De este modo, Kant sostiene que Rousseau no se contradice: los discursos críticos describen los efectos reales del progreso histórico sobre los individuos, mientras que los textos normativos tientan la posibilidad de una cultura orientada por principios racionales.
Escisión antropológica y conflicto psíquico: de Rousseau a Freud
La interpretación kantiana de Rousseau introduce una tesis antropológica fundamental: la humanidad surge en el momento en que el ser humano abandona la guía exclusiva del instinto y entra en el ámbito de la libertad (entendida como no disposición absoluta del automatismo). La historia humana habría comenzado con la aparición de la mediación la razón, las normas y las instituciones; a partir de entonces, la cultura reconfigura la capacidad humana dentro de un campo de tensiones permanentes.

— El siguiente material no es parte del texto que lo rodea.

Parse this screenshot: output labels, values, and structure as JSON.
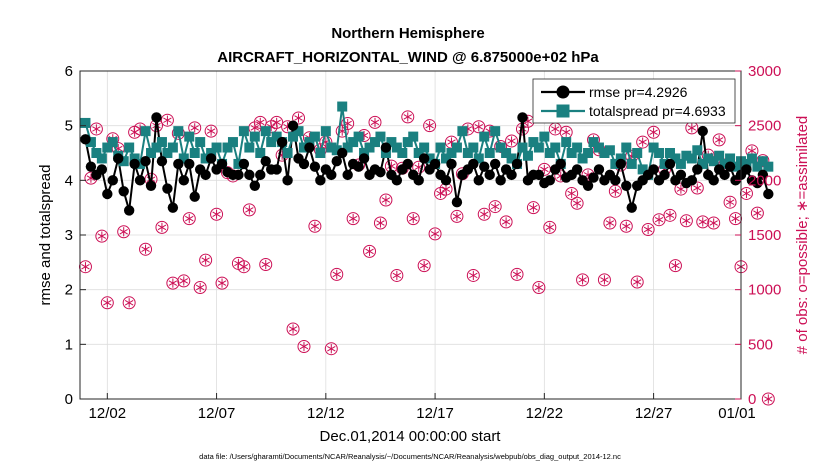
{
  "chart_data": {
    "type": "line",
    "title_line1": "Northern Hemisphere",
    "title_line2": "AIRCRAFT_HORIZONTAL_WIND @ 6.875000e+02 hPa",
    "xlabel": "Dec.01,2014 00:00:00 start",
    "ylabel_left": "rmse and totalspread",
    "ylabel_right": "# of obs: o=possible; ∗=assimilated",
    "footnote": "data file: /Users/gharamti/Documents/NCAR/Reanalysis/~/Documents/NCAR/Reanalysis/webpub/obs_diag_output_2014-12.nc",
    "x_range": [
      0.75,
      31.0
    ],
    "y_left_range": [
      0,
      6
    ],
    "y_right_range": [
      0,
      3000
    ],
    "x_ticks": [
      {
        "value": 2,
        "label": "12/02"
      },
      {
        "value": 7,
        "label": "12/07"
      },
      {
        "value": 12,
        "label": "12/12"
      },
      {
        "value": 17,
        "label": "12/17"
      },
      {
        "value": 22,
        "label": "12/22"
      },
      {
        "value": 27,
        "label": "12/27"
      },
      {
        "value": 32,
        "label": "01/01"
      }
    ],
    "y_left_ticks": [
      "0",
      "1",
      "2",
      "3",
      "4",
      "5",
      "6"
    ],
    "y_right_ticks": [
      "0",
      "500",
      "1000",
      "1500",
      "2000",
      "2500",
      "3000"
    ],
    "x_start": 1.0,
    "x_step": 0.25,
    "series": [
      {
        "name": "rmse",
        "legend_label": "rmse pr=4.2926",
        "axis": "left",
        "color": "#000000",
        "marker": "circle",
        "values": [
          4.75,
          4.25,
          4.1,
          4.2,
          3.75,
          4.0,
          4.4,
          3.8,
          3.45,
          4.3,
          4.0,
          4.35,
          3.9,
          5.15,
          4.35,
          3.85,
          3.5,
          4.3,
          4.0,
          4.3,
          3.7,
          4.2,
          4.1,
          4.4,
          4.2,
          4.3,
          4.15,
          4.1,
          4.1,
          4.3,
          4.1,
          3.9,
          4.1,
          4.35,
          4.2,
          4.2,
          4.7,
          4.0,
          5.0,
          4.4,
          4.3,
          4.6,
          4.25,
          4.0,
          4.2,
          4.1,
          4.35,
          4.5,
          4.1,
          4.3,
          4.25,
          4.4,
          4.1,
          4.2,
          4.15,
          4.6,
          4.1,
          4.0,
          4.2,
          4.3,
          4.1,
          4.0,
          4.4,
          4.2,
          4.3,
          4.1,
          4.0,
          4.3,
          3.6,
          4.1,
          4.2,
          4.3,
          4.0,
          4.25,
          4.1,
          4.3,
          4.0,
          4.2,
          4.1,
          4.3,
          5.15,
          4.0,
          4.1,
          4.1,
          3.95,
          4.0,
          4.2,
          4.3,
          4.05,
          4.1,
          4.2,
          4.0,
          3.9,
          4.05,
          4.2,
          4.0,
          4.1,
          4.0,
          4.3,
          3.9,
          3.5,
          3.9,
          4.0,
          4.1,
          4.2,
          4.0,
          4.1,
          4.3,
          4.0,
          4.1,
          3.95,
          4.0,
          4.2,
          4.9,
          4.1,
          4.0,
          4.2,
          4.1,
          4.25,
          4.0,
          4.1,
          4.2,
          4.0,
          3.95,
          4.1,
          3.75
        ]
      },
      {
        "name": "totalspread",
        "legend_label": "totalspread pr=4.6933",
        "axis": "left",
        "color": "#1a8080",
        "marker": "square",
        "values": [
          5.05,
          4.7,
          4.5,
          4.4,
          4.6,
          4.7,
          4.45,
          4.35,
          4.6,
          4.4,
          4.3,
          4.9,
          4.5,
          4.6,
          4.7,
          4.5,
          4.6,
          4.9,
          4.4,
          4.8,
          4.5,
          4.7,
          4.4,
          4.5,
          4.6,
          4.3,
          4.6,
          4.7,
          4.3,
          4.9,
          4.6,
          4.8,
          4.5,
          4.9,
          4.7,
          4.8,
          4.7,
          4.5,
          4.8,
          4.9,
          4.6,
          4.7,
          4.8,
          4.5,
          4.9,
          4.6,
          4.55,
          5.35,
          4.6,
          4.7,
          4.8,
          4.5,
          4.6,
          4.7,
          4.8,
          4.5,
          4.7,
          4.6,
          4.5,
          4.7,
          4.8,
          4.5,
          4.6,
          4.4,
          4.3,
          4.6,
          4.4,
          4.5,
          4.6,
          4.9,
          4.5,
          4.6,
          4.4,
          4.8,
          4.5,
          4.9,
          4.6,
          4.5,
          4.4,
          4.3,
          4.6,
          4.45,
          4.7,
          4.6,
          4.8,
          4.5,
          4.6,
          4.3,
          4.7,
          4.5,
          4.6,
          4.4,
          4.5,
          4.7,
          4.6,
          4.5,
          4.55,
          4.3,
          4.4,
          4.6,
          4.3,
          4.5,
          4.2,
          4.1,
          4.6,
          4.5,
          4.3,
          4.5,
          4.4,
          4.3,
          4.45,
          4.4,
          4.55,
          4.3,
          4.4,
          4.35,
          4.45,
          4.3,
          4.4,
          4.25,
          4.35,
          4.3,
          4.4,
          4.25,
          4.35,
          4.25
        ]
      },
      {
        "name": "possible",
        "legend_label": "",
        "axis": "right",
        "color": "#cc0f55",
        "marker": "open-circle",
        "values": [
          1210,
          2020,
          2470,
          1490,
          880,
          2380,
          2290,
          1530,
          880,
          2440,
          2470,
          1370,
          2010,
          2500,
          1570,
          2550,
          1060,
          2430,
          1080,
          1650,
          2480,
          1020,
          1270,
          2450,
          1690,
          1060,
          2070,
          2040,
          1240,
          1210,
          1730,
          2480,
          2530,
          1230,
          2490,
          2530,
          2230,
          2490,
          640,
          2570,
          480,
          2390,
          1580,
          2280,
          2350,
          460,
          1140,
          2450,
          2520,
          1650,
          2140,
          2410,
          1350,
          2530,
          1610,
          1820,
          2130,
          1130,
          2110,
          2580,
          1650,
          2120,
          1220,
          2500,
          1510,
          1880,
          1920,
          2350,
          1670,
          2060,
          2470,
          1130,
          2490,
          1690,
          2450,
          1760,
          2310,
          1620,
          2360,
          1140,
          2470,
          2540,
          1750,
          1020,
          2100,
          1570,
          2470,
          2040,
          2440,
          1880,
          1790,
          1090,
          2050,
          2370,
          2280,
          1090,
          1610,
          1900,
          2140,
          1580,
          2220,
          1070,
          2350,
          1550,
          2440,
          1640,
          2100,
          1680,
          1220,
          1920,
          1630,
          2480,
          1930,
          1620,
          2230,
          1610,
          2370,
          2140,
          1800,
          1650,
          1210,
          1880,
          2270,
          1700,
          2180,
          0
        ]
      },
      {
        "name": "assimilated",
        "legend_label": "",
        "axis": "right",
        "color": "#cc0f55",
        "marker": "asterisk",
        "values": [
          1210,
          2020,
          2470,
          1490,
          880,
          2380,
          2290,
          1530,
          880,
          2440,
          2470,
          1370,
          2010,
          2500,
          1570,
          2550,
          1060,
          2430,
          1080,
          1650,
          2480,
          1020,
          1270,
          2450,
          1690,
          1060,
          2070,
          2040,
          1240,
          1210,
          1730,
          2480,
          2530,
          1230,
          2490,
          2530,
          2230,
          2490,
          640,
          2570,
          480,
          2390,
          1580,
          2280,
          2350,
          460,
          1140,
          2450,
          2520,
          1650,
          2140,
          2410,
          1350,
          2530,
          1610,
          1820,
          2130,
          1130,
          2110,
          2580,
          1650,
          2120,
          1220,
          2500,
          1510,
          1880,
          1920,
          2350,
          1670,
          2060,
          2470,
          1130,
          2490,
          1690,
          2450,
          1760,
          2310,
          1620,
          2360,
          1140,
          2470,
          2540,
          1750,
          1020,
          2100,
          1570,
          2470,
          2040,
          2440,
          1880,
          1790,
          1090,
          2050,
          2370,
          2280,
          1090,
          1610,
          1900,
          2140,
          1580,
          2220,
          1070,
          2350,
          1550,
          2440,
          1640,
          2100,
          1680,
          1220,
          1920,
          1630,
          2480,
          1930,
          1620,
          2230,
          1610,
          2370,
          2140,
          1800,
          1650,
          1210,
          1880,
          2270,
          1700,
          2180,
          0
        ]
      }
    ]
  }
}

Este diagnóstico encuentra un sorprendente eco en la teoría psicoanalítica desarrollada más de un siglo después. Freud describe el aparato psíquico como una estructura compuesta por instancias heterogéneas -ello, yo y superyó- cuyas relaciones se organizan en torno a un conflicto permanente; la analogía con el esquema kantiano resulta evidente. Lo que en Kant aparece como tensión entre naturaleza e historia se traduce en Freud en la oposición entre pulsión y norma. El ello puede ser entendido como la expresión psíquica de aquellas disposiciones naturales que preceden a la organización racional de la vida humana, mientras que el superyó representa la internalización de las exigencias culturales que regulan el comportamiento del individuo dentro de la comunidad. El yo, situado entre ambas instancias, desempeña una función similar a la que Kant atribuye a la razón práctica en el ámbito antropológico: una conciencia capaz de mediar entre las fuerzas naturales y las exigencias normativas sin eliminar sus conflictos inherentes.
Tanto en Kant como en Freud, la condición humana queda definida por una escisión constitutiva. Para el alemán, la humanidad surge cuando el individuo abandona la inocencia del estado natural y entra en el campo de la libertad moral; para Freud, la subjetividad se organiza a partir de la interacción conflictiva entre instancias psíquicas que responden a lógicas distintas.
La lectura kantiana de Rousseau anticipa una intuición que el psicoanálisis desarrollará en términos estructurales: la imposibilidad de superar la cuestión natural de manera definitiva y la consiguiente organización conflictiva de los impulsos dentro de un marco cultural.
Un recuerdo incómodo
Auden describe un retorno despojado de remordimientos, una intuición que capta con precisión el origen del psicoanálisis. Freud se apartó de promesas totalizadoras y de una normativa de la subjetividad; lo que hizo fue obligar al presente a enfrentarse con aquello que, creía, debía olvidar. Su intervención consistió, en última instancia, en recordar que el sujeto no coincide consigo mismo, que la razón no gobierna plenamente la vida psíquica y que la cultura no elimina las fuerzas pulsionales que pretende domesticar.
Frente a la pretensión de acabamiento del yo, Auden sugiere que Freud guía al sujeto moderno a través de un círculo dantesco en el que descubre, para su horror y orgullo, que no es dueño de sí mismo.